Aber es ist nicht Costa, der Dora missbraucht, sondern Dora, die Costa so lange reizt, bis der nicht mehr sagt „Don’t stand so close to me“, wie Sting es sich zwanzig Jahre später in ähnlicher Situation erbat. Im Grunde geht es in Elfi Conrads Buch aber gar nicht um diese Geschichte, die von Seiten des Mädchens nicht mal eine Liebesgeschichte ist und die endet, wie sie in der prüden und schuldbeladenen Nachkriegsgesellschaft enden musste: mit Denunziation, mit moralischer und juristischer Verurteilung, mit Entlassung.

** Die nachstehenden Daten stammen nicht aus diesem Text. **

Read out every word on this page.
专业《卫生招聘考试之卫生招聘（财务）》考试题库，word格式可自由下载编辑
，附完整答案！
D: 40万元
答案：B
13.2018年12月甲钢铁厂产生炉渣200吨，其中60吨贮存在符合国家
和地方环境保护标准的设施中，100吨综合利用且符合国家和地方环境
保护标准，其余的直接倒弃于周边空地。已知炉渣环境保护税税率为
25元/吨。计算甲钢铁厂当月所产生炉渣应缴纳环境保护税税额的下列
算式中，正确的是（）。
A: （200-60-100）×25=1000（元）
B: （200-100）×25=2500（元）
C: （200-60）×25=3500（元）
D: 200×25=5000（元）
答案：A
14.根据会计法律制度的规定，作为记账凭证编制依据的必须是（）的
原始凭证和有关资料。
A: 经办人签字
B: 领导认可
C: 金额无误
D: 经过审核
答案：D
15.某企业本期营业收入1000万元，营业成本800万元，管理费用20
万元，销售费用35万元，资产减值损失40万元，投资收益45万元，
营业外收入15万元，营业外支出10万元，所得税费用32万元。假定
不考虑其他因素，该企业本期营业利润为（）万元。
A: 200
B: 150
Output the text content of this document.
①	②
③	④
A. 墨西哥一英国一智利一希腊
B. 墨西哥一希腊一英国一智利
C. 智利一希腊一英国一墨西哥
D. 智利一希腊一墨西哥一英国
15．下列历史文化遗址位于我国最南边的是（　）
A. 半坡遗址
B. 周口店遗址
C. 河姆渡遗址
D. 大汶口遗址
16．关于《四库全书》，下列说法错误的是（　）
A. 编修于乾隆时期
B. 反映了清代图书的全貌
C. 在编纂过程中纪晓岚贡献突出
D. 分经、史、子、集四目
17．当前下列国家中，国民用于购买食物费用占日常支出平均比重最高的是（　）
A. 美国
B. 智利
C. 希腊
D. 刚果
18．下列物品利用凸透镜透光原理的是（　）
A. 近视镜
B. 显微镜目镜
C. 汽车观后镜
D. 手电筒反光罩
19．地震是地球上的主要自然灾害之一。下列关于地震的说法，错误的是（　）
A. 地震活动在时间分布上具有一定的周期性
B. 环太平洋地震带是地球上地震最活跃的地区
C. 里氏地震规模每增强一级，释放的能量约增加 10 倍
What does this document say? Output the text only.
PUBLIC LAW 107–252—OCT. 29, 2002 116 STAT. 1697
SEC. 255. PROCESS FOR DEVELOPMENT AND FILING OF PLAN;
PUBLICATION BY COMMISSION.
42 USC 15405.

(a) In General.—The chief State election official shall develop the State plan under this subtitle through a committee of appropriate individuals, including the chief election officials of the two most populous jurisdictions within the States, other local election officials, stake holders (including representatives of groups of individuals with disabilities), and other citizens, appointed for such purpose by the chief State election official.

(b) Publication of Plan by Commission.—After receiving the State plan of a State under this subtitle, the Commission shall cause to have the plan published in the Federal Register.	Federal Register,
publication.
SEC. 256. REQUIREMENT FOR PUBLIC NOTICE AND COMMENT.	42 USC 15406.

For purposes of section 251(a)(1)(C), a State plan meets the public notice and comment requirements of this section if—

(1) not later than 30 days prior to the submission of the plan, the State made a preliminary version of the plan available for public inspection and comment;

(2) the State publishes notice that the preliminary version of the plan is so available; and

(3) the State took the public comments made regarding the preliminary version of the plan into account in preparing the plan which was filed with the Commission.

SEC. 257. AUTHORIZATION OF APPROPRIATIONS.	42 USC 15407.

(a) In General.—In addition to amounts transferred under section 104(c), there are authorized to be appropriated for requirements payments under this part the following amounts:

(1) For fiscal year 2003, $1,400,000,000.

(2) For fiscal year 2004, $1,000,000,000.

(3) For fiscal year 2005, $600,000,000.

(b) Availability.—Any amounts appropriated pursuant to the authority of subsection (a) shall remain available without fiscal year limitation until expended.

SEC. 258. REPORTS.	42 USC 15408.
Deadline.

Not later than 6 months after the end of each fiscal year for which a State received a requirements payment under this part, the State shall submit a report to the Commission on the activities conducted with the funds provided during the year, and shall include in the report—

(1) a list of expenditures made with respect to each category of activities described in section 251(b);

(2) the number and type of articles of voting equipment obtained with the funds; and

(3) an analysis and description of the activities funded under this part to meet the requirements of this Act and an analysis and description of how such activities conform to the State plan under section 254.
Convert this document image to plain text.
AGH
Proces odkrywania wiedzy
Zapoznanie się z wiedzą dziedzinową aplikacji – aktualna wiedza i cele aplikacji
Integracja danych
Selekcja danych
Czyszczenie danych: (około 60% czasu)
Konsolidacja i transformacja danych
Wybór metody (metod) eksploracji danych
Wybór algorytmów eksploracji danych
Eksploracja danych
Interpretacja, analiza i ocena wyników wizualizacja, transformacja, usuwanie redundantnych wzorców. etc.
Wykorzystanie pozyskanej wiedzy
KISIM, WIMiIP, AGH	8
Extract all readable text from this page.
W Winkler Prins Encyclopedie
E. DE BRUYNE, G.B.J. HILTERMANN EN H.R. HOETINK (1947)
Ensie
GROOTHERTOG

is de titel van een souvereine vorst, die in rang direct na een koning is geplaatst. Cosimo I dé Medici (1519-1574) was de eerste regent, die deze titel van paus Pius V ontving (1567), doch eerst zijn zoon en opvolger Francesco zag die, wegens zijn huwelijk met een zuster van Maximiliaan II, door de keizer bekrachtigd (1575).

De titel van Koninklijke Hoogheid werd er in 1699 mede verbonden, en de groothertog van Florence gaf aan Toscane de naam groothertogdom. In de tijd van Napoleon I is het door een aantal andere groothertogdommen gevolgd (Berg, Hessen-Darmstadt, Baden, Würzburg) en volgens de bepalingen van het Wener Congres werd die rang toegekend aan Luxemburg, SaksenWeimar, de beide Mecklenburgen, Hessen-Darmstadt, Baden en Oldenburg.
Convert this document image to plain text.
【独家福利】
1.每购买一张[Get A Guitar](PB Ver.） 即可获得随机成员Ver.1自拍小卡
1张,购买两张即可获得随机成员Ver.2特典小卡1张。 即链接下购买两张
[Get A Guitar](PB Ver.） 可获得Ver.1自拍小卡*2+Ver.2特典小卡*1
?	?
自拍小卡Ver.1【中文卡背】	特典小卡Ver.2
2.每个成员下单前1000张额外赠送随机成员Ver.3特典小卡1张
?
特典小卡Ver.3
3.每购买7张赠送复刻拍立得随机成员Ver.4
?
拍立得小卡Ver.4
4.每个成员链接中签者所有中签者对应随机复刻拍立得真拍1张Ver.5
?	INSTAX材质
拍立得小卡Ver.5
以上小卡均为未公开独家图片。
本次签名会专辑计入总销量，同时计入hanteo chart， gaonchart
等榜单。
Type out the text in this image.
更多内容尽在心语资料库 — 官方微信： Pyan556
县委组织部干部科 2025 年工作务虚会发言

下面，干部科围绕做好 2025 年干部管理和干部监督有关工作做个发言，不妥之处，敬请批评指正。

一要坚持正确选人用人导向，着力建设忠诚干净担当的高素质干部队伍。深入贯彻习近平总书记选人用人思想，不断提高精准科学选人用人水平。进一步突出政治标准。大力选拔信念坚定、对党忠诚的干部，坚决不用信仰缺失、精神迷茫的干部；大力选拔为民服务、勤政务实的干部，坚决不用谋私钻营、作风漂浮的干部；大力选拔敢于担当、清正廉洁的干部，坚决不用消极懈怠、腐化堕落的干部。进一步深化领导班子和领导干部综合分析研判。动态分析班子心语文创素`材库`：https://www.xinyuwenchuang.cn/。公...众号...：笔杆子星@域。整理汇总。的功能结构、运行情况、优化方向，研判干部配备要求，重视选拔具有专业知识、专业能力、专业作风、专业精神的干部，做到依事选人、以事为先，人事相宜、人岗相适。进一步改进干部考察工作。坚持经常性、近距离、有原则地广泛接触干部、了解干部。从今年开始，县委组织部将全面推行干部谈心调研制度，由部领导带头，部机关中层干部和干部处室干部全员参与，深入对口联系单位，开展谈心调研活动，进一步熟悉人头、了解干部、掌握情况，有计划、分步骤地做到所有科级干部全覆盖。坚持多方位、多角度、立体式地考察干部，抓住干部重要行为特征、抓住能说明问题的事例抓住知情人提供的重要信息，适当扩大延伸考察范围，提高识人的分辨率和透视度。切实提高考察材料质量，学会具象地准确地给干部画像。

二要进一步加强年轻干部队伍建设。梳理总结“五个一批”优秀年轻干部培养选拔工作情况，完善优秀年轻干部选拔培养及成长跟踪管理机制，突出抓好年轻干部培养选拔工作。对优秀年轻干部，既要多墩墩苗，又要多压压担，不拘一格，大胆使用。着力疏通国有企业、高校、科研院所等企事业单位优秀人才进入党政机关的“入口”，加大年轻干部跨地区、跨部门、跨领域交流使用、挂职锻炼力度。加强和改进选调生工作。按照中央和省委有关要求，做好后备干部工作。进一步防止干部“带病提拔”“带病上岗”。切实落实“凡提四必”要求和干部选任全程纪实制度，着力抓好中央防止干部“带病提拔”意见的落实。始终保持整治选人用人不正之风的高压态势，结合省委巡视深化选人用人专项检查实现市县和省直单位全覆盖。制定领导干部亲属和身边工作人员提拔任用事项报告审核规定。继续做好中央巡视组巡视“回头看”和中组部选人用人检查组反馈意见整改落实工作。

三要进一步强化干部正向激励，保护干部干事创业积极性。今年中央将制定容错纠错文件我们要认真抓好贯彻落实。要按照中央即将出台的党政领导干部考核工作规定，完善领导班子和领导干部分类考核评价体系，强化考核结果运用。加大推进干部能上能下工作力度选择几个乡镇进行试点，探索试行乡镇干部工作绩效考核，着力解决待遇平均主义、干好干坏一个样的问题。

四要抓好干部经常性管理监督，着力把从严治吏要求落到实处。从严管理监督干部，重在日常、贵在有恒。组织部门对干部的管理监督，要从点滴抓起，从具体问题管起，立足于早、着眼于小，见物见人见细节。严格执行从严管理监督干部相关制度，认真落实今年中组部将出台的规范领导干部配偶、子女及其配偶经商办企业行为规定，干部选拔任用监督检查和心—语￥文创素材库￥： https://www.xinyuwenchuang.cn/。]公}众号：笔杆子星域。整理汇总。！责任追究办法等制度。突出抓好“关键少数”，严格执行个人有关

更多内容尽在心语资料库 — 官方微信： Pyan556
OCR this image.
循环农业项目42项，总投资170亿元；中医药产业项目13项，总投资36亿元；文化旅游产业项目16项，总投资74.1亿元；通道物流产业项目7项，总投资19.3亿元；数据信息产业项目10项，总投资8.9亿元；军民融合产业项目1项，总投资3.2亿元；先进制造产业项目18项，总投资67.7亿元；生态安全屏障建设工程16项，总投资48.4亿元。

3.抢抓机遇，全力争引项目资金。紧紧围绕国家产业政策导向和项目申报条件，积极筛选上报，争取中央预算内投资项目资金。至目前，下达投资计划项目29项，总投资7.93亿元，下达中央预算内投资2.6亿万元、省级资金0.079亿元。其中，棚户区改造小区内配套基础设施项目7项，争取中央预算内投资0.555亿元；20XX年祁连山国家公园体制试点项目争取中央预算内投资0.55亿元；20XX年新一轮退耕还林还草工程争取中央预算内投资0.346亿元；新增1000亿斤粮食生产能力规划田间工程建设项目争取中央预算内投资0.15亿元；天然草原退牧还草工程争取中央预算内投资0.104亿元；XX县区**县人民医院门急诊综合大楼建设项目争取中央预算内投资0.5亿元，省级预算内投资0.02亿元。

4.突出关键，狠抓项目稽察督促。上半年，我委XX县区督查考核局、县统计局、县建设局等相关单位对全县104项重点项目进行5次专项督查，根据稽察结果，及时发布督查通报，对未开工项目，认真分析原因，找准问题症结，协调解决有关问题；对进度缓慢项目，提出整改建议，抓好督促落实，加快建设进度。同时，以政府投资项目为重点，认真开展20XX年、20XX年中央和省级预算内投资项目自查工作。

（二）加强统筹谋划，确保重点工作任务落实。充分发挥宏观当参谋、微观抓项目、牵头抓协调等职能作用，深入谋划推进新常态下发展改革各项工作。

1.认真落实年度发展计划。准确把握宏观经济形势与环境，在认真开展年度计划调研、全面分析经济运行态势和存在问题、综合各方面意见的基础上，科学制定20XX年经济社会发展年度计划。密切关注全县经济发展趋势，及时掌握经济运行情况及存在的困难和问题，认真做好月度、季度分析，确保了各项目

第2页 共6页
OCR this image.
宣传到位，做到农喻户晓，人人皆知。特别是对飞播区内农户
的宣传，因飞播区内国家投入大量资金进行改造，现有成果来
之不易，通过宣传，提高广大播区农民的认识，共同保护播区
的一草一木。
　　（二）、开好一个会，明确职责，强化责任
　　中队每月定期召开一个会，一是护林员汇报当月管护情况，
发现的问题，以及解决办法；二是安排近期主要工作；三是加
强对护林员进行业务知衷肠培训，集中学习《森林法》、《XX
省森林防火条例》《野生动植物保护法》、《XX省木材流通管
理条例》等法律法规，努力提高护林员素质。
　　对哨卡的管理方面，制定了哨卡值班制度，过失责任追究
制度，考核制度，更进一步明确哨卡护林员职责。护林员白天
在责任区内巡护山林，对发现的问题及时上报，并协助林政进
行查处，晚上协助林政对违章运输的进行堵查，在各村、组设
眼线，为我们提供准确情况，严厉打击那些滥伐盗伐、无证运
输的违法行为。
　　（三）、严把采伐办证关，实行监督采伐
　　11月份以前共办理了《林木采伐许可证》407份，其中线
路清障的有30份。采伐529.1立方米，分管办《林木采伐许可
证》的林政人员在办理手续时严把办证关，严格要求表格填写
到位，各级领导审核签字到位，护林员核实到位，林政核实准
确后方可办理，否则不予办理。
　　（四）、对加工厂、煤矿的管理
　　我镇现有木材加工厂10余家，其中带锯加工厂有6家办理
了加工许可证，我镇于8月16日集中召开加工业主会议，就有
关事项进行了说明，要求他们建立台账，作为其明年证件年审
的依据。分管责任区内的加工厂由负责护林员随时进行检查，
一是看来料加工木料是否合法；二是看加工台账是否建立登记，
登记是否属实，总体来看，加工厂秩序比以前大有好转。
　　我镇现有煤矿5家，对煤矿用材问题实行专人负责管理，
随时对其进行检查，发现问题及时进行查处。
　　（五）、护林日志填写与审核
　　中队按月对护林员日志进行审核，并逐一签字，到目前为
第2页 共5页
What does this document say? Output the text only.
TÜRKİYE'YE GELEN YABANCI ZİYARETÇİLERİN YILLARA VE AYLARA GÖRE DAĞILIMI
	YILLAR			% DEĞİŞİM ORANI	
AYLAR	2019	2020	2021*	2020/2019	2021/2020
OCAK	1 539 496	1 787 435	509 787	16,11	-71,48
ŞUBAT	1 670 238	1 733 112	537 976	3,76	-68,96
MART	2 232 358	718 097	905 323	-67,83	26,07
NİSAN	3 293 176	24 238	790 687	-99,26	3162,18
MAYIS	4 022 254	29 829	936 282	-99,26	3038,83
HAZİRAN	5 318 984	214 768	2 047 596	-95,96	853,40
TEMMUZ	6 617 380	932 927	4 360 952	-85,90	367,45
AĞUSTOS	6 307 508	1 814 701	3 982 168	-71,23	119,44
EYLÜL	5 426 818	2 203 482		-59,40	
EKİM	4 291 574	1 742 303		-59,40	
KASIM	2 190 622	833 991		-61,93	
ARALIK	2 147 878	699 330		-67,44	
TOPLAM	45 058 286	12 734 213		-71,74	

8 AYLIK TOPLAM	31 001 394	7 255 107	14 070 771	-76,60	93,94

Denken die jungen Frauen von heute „immer noch, ihr Pfund sei die sexuelle Begehrtheit?“
Dass es um etwas anderes geht, merkt man schon am Stil, der die klare Offenheit des Denkens seiner Autorin veranschaulicht und sich nicht deckt mit der autoritären und skandalisierenden Rhetorik der öffentlichen Meinung und Meinungsmache. Dora ist fähig zu zweifeln und schaut gleichzeitig mitfühlend auf die siebzehnjährige Frau, über die sie schreibt. Sie hätte „ein Automat“ sein sollen, „dazu abgerichtet, Männer zu verführen und irgendwann stopp zu sagen.“ Männer wiederum verinnerlichten durch „Filme, Plakate, Zeitschriftencover“, was ein Sexsymbol sei, schreibt Conrad und erinnert an die juristischen Echos der Popkultur: dass erst seit 1987 das Arbeitsverhältnis der Frau nicht mehr durch ihren Ehemann kündbar war oder dass Vergewaltigung in der Ehe erst 1997 strafbar wurde und bis dahin der Ehefrau sogar untersagt war, bei Ausübung der ehelichen Pflicht „Widerwillen“ zu zeigen. Mütter gaben Töchtern dafür dann die „Schablonen“ weiter, „die keinen Raum zur Entfaltung natürlicher Fraulichkeit und bloßer Menschlichkeit“ lassen. Und Elfi Conrad fragt: Denken die jungen Frauen von heute „immer noch, ihr Pfund sei die sexuelle Begehrtheit?“
Dora hat sich jedenfalls einerseits nicht an das gehalten, was Mutter, Schule, Gesetze und Kulturindustrie für sie vorgesehen hatten. Sie ist ausgebrochen, furchtlos, skrupellos, wohl dem Überlebensinstinkt folgend. Und sie erfüllt andererseits eben doch die Schablone, wie ihr älteres Ich später weiß.
Faszinierend beiläufig analysiert Conrad den Missbrauch von Macht
Was einen aber so für dieses Buch einnimmt, ist Doras unbändige Energie, dieser unbedingte Lebenswille, der so elendig unterdrückt wird: vom Vater, der sie zwar zu einer furchtlosen Person erzieht, aber, selbst von seiner unterdrückten Libido gequält, wenig Rücksicht auf sie nimmt; von der kranken, ethisch deformierten Mutter, die sie auf eine Weise in ihre Intimitäten einweiht, dass es erstaunlich ist, dass diese Dora lebens- und liebesfähig bleiben konnte; von den Lehrern, die Rocklängen und Frisuren beaufsichtigen und eine schwarze Pädagogik der Angst betreiben.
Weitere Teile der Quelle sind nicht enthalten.